Podemos: Yes, We Can!
Aylin ÖNEY TAN
Food not bombs-Istanbul is a movement started by a group of like-minded youngsters who cannot stand the thought of wasting food when there are starving peopleJust toward the anniversary of the Gezi protests, a message popped into my mailbox. It wrote “Food not Bombs.” To my astonishment, they were already going to have their 14th event. Food not bombs-Istanbul is a movement started by a group of like-minded youngsters who cannot stand the thought of wasting food when there are starving people.
In an era of a shopping mall centered building boom, they oppose big establishments and draw attention to the hazards of unplanned and environmentally “unconscious” urbanization. Their anti-capitalist, anti-authoritarian attitude is not angry or livid. On the contrary, they make a celebration out of what would otherwise be going to the garbage. Every Wednesday, they gather food to be thrown away from greengrocers, markets, restaurants etc. and then whip up a free feast for everyone. When they get together to gather food; food that is going to be wasted, they share stories and talk about urban issues. After gathering (without hunting), they cook, distribute, eat and share.
Remembering Gezi, I could not help thinking about the recently founded “Podemos” movement in Spain. They are a political movement, barely 100 days old. They managed to get around 8% of the votes in the European Parliament elections. Now, they will have five representatives in this supranational Parliament. Podemos was founded by a group of left wing activists. Their leader is Pablo Iglesias; a 35-year-old political scientist.

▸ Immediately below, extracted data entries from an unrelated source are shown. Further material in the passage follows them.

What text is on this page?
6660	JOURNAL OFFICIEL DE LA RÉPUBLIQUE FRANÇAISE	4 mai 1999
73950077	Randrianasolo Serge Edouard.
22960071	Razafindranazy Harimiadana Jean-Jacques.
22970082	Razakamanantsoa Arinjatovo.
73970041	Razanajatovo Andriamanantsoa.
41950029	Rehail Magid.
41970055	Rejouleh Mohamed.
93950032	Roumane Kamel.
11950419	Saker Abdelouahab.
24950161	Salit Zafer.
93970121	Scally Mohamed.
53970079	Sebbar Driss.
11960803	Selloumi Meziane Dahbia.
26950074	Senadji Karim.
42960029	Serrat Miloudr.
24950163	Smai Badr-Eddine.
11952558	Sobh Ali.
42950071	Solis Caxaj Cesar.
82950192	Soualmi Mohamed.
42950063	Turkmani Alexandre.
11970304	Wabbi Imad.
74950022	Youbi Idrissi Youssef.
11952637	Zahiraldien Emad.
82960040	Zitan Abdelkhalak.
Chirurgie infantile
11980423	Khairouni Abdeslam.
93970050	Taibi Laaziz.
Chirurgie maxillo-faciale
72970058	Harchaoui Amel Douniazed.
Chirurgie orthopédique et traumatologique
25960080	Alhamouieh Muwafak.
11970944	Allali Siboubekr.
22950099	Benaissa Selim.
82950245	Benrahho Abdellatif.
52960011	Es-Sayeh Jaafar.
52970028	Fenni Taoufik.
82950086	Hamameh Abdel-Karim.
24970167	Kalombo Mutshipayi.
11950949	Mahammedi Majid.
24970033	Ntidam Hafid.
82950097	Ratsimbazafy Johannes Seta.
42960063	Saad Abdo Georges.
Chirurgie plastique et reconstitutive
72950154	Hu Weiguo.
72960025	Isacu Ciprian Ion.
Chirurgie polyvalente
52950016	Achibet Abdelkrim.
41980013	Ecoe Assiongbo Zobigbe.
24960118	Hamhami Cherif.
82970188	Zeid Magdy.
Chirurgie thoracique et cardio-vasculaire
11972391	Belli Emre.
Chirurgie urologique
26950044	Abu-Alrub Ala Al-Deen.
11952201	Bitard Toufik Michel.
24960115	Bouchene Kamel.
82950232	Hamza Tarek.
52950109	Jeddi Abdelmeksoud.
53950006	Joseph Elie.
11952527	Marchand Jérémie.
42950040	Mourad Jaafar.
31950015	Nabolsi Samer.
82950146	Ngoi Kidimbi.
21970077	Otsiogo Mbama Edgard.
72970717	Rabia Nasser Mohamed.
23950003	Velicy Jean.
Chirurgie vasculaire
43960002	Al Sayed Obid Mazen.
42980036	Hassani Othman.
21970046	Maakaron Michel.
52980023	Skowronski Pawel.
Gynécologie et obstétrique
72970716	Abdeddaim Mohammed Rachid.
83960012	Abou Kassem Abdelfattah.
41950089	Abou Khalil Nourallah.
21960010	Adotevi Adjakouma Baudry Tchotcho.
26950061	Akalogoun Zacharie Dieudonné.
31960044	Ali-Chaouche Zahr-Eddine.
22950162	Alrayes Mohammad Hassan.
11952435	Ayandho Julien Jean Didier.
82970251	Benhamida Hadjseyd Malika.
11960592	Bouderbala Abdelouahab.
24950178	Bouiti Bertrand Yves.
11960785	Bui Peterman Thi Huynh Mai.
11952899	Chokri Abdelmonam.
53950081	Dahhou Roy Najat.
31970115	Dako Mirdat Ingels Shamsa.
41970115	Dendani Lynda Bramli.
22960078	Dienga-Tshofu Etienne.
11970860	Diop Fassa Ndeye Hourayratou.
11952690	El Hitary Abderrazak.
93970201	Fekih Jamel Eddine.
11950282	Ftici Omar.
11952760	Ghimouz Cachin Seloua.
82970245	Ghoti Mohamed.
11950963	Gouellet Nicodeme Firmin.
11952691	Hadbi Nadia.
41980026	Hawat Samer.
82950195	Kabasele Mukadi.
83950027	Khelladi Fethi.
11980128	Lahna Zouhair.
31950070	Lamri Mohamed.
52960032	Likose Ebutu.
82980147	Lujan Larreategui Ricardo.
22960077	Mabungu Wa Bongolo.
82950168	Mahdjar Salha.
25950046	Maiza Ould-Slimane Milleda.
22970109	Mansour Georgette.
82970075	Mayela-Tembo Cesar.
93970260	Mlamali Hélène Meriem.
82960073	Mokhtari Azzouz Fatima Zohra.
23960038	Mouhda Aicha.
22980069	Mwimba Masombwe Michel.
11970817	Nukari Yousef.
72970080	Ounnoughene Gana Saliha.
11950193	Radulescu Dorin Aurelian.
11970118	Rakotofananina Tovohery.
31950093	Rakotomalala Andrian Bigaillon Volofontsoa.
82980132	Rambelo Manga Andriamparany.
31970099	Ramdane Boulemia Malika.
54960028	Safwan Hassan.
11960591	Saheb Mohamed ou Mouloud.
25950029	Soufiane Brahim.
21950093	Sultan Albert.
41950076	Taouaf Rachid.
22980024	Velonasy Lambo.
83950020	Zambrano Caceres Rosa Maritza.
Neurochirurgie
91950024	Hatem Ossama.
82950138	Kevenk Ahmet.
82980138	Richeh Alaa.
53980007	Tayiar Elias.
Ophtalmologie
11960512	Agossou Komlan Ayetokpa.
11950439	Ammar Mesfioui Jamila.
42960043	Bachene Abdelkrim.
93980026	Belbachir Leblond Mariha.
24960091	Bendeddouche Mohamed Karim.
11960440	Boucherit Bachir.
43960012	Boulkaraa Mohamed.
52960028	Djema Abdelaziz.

Iglesias had an interesting slogan, one funnily related to food. He was promising his electorate that “Youth of Spain will not have to work as waiters and waitresses serving tapas in rich northern countries.” Spanish youngsters want to enjoy their tapas; not serve them. Iglesias had a point; youth unemployment hangs around 50% after the economic crisis of 2008 left Spain’s economic and social landscape in distraught. The seeds of the crisis were sown back in the late 1990s, when new legislation on construction led to a construction boom. In 2003 alone, Spain alone invested in more construction than the five biggest economies of Europe combined. After the economic crisis erupted, the millions who took to the streets to protest, referred to as Indignados (Outraged), started to question the effects of capitalist extremism in their country. Podemos reached an outstanding success within 100 days, but its roots in social unrest extends back to the last decade. Podemos, means “we can,” and their slogan strongly resembles Obama’s “Change, we Can!” campaign. But unlike Obama, Podemos encourages a thorough change.
The Gezi Protests themselves took a lot people by surprise, but they also had their roots in a decade long unrest, which included, among other things, the sprawl of unregulated, greedy zest for construction. Every religion considers greed a sin. It might be the worst of all sins, simply described as the inordinate desire to possess wealth and goods far beyond the dictates of basic survival and comfort. Greed is the high desire for and pursuit of wealth, status and power. Gezi was against greed. Sharing is all there is about food. The spirit of Gezi could unite everybody against greed and pursue sharing!
Bite of the Week
Fork of the Week: One strong point of Istanbul was and still is the “Esnaf Lokantası” institution. They are local eateries just serving lunch for shop keepers and shoppers alike that serve an amazing range of one pot dishes. Just a few steps away from Gezi, there are a few, but there is one that always wins our heart for not changing. Head for Lades Lokantası at Sadri Alışık Street, just off Beyoğlu and have an artichoke braised in olive oil or a lamb stew. Not changing can be good sometimes; I wish Istanbul had not changed so much. We must also support such institutions resisting changing for the worse. “Lades” means wishbone in Turkish, my wish is both to change and not to change, I guess you know what I mean.
Cork of the Week: “Yes, we can!” could have been the slogan of Fevzi Tokat, who passed away last week. Tokat, aged 88, was the founder of Pamukkale winery in the inner Aegean town of Denizli. He was the one who first discovered the potential of his hometown Güney province, now one of the outstanding wine regions of Turkey. The legendary “uncle” had been the muse of his brothers and Selda Tokat, the fiery running-force lady behind Pamukkale wines. Just before his passing away, the Tokat family was enthralled with the new gold awards they received for their latest wines. Pamukkale Meridies Boğazkere-Cabernet Franc 2010 made its way to the Sommelier Wine Awards gold list. Nigel Lister described it as “charming, light, gentle, easy and delicious.”
Another Meridies, Kalecik Karası-Shiraz 2010 received the Decanter World Wine Awards. Look out for those wines and raise your glass for Uncle Fevzi, the man who had a dream and made it happen, telling his brothers: Yes, we can!